For a detailed example, see Validate Column Values against a Dataset.

After Transformation

Generate output profile

After you have completed your recipe, you should generate a profile with your executed job. You can open this profile and the profile you created for the source data in separate browser tabs to evaluate how consistent and complete your data remains from beginning to end of the wrangling process.


The statistical information in the generated profile should be compared to the statistics generated from the source, so that you can identify if your changes have introduced unwanted changes to these values.

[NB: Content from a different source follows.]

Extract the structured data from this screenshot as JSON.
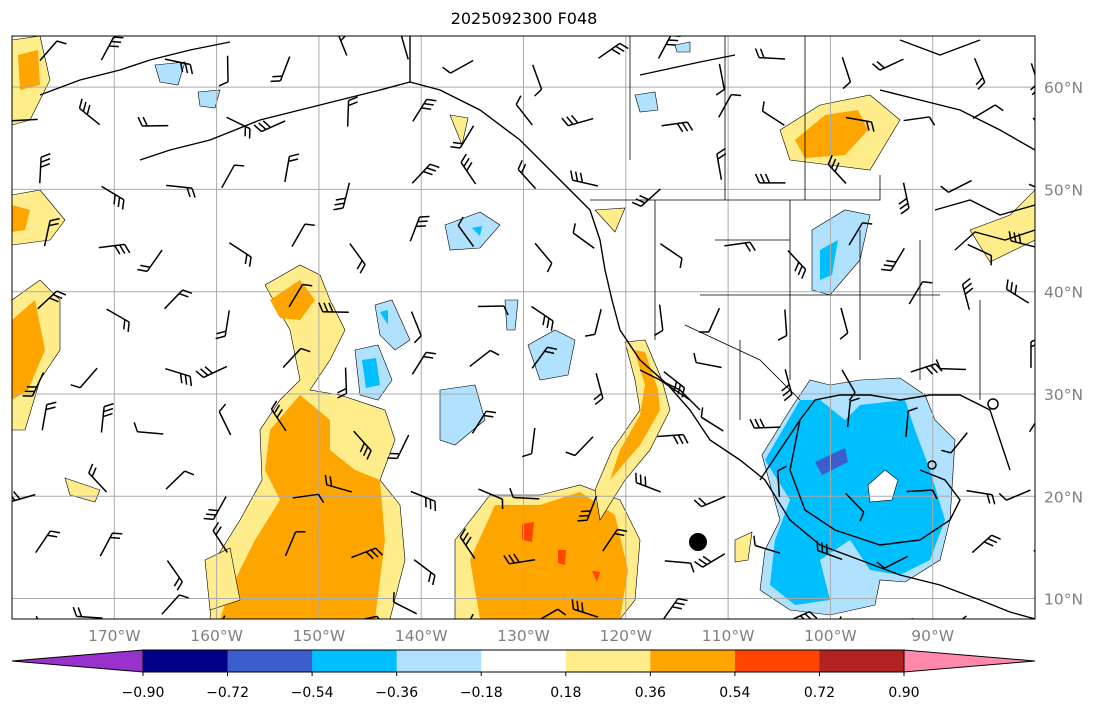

After you have performed your data validation checks, you might need to make some decisions about how to address any issues you might have encountered:

  • Some problems in the data might have been generated in the source system. If you plan to use additional sources from this system, you should try to get these issues corrected in the source and, if necessary, have your source data regenerated.

  • Some data quality issues can be ignored. For the sake of downstream consumers of the data, you might want to annotate your dataset with information about possible issues. Be sure to inform consumers on how to identify this information.